Var-Matin (Brignoles / Le Luc / Saint-Maximin)
Michel Siffre, l’homme qui arrêtait le temps
À 82 ans, celui qui est un peu le Jacques Mayol des « abysses terrestres » raconte ses fabuleuses aventures de confinement extrême au centre de la Terre que la Nasa et l’armée suivaient de si près.
Il habite seul toujours hors du temps. Un tout petit appartement dans le quartier populaire de Trachel à Nice. Sa dernière grotte où s’amoncellent dans une trompeuse pagaille les reliques de sa vie d’aventurier de l’extrême, de tous ses voyages vingt mille lieues sous la terre. Avec pour seule arme sa rage de découverte et son casque de spéléologue, Michel Siffre est un peu l’alter ego d’un Alain Bombard. L’un médecin et biologiste traversait l’Atlantique sur un frêle pneumatique en 1952 pour tester la capacité de survie. Lui au centre de la Terre à défier le temps ou tout le moins à tenter de le comprendre en étudiant les mystères de son rythme biologique.
Quand, il y a cinq jours, marchant sur ses traces 15 volontaires ont entamé quarante jours de réclusions dans la grotte de Lombrives en Ariège, il n’a pas été convoqué pour endosser le rôle de pionnier de ce type d’expédition hors du temps, dont il fut l’initiateur en 1961. Soixante jours seul [voir ci-contre], Michel Siffre accéda le 14 septembre 1961 au rang des grands explorateurs du XXe siècle.
« Sous terre le cerveau crée le temps »
Son histoire mériterait qu’un Luc Besson lui consacre un biopic.

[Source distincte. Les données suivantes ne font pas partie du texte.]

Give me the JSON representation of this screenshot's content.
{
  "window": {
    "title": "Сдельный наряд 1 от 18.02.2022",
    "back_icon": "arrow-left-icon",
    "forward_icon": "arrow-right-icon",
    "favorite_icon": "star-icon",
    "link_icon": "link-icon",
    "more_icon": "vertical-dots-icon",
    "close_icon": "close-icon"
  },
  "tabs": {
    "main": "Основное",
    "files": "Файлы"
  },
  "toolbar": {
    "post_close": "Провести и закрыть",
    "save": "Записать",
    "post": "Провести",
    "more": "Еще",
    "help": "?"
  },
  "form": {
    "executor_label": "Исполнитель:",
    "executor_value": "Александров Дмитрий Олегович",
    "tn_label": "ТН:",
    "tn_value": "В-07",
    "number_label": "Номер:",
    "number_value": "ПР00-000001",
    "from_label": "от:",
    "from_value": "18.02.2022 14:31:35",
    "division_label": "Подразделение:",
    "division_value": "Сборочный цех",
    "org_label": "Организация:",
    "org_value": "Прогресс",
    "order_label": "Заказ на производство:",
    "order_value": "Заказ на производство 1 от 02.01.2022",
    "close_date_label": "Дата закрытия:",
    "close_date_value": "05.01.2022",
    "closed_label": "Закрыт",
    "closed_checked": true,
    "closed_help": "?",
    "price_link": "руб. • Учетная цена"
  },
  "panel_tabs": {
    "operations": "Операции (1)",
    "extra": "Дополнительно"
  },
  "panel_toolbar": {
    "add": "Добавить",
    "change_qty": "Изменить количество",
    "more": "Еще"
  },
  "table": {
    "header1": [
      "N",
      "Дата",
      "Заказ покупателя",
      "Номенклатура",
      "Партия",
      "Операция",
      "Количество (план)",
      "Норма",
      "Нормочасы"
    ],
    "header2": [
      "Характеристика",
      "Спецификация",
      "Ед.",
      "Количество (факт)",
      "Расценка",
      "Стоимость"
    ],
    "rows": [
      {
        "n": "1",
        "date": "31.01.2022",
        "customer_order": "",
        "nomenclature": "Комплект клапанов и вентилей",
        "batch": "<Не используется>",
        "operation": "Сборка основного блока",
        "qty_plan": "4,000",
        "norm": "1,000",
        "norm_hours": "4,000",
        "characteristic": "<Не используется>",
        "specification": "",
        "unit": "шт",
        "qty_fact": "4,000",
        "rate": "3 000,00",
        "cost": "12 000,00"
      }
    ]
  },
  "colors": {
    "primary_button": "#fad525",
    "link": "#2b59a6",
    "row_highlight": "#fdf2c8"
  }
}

Du Grand Bleu au Grand Noir des grottes infinies, le parallèle est troublant. Le mal de ces grands fonds s’est emparé de Michel Siffre à 10 ans. Fascination. Au-dessus du Parc Impérial à Nice, il découvre une grotte en forme de rivière souterraine. Avec son copain d’enfance, Marc Michaux, il fugue au-dessus d’Annot pour explorer la grotte de Lare : «On n’a rien. Pas de matériel. Juste un casque et notre désir irrépressible. Pour se prémunir des chutes, on volait les cordes à linges de nos mères. En douce, on les tressait parfois des heures pour fabriquer des cordes et on y allait »
Parce qu’il n’était pas biologiste, ses expéditions sur la piste de nos rythmes biologiques en situation extrême furent parfois décriées. Elles furent tout autant suivies, voire soutenu avec gourmandise par la Nasa ou l’armée française. « Sous terre sans repère, c’est le cerveau qui crée le temps », aime-t-il toujours à dire.
Un grand pas pour l’humanité
Entre un contrat signé à Cap Canaveral (Floride), une bibliothèque qui déborde de livres, de notes, de revues scientifiques, Michel Siffre exhibe non sans fierté un de ses trésors : « Quand, onze ans après le Scarasson, j’ai décidé de passer 205 jours seul sous terre au Texas, la Nasa, pourtant mobilisée exclusivement sur les missions Apollo, m’a soutenu. J’ai gardé deux ou trois rations que la Nasa m’avait fournies : Neil Armstrong, Buzz Aldrin et Michael Collins avaient été dotés des mêmes lors de leur mission Apollo 11. » Celui qui, aujourd’hui, en réalisant de tels exploits, serait hissé au panthéon des influenceurs bankables – pluie de sponsors et ultramédiatisation – vit une retraite chiche, mais riche de tant d’aventures. De quelques regrets aussi : en s’extirpant de la grotte de Midnight Cave au Texas après 205 jours de réclusions volontaires, l’exploit de Michel Siffre passa inaperçu. A Munich, un commando palestinien perpétrait un épouvantable attentat au coeur de la cité Olympique. L’exploit hors normes du petit spéléologue n’est cependant pas perdu pour tout le monde. Pour l’armée et la recherche spatiale notamment : « Mon cycle circadien avait doublé, passant à trentesix heures d’activité suivies de douze heures de sommeil sans aucune fatigue ajoutée. Une découverte majeure, même si je ne me l’explique toujours pas!»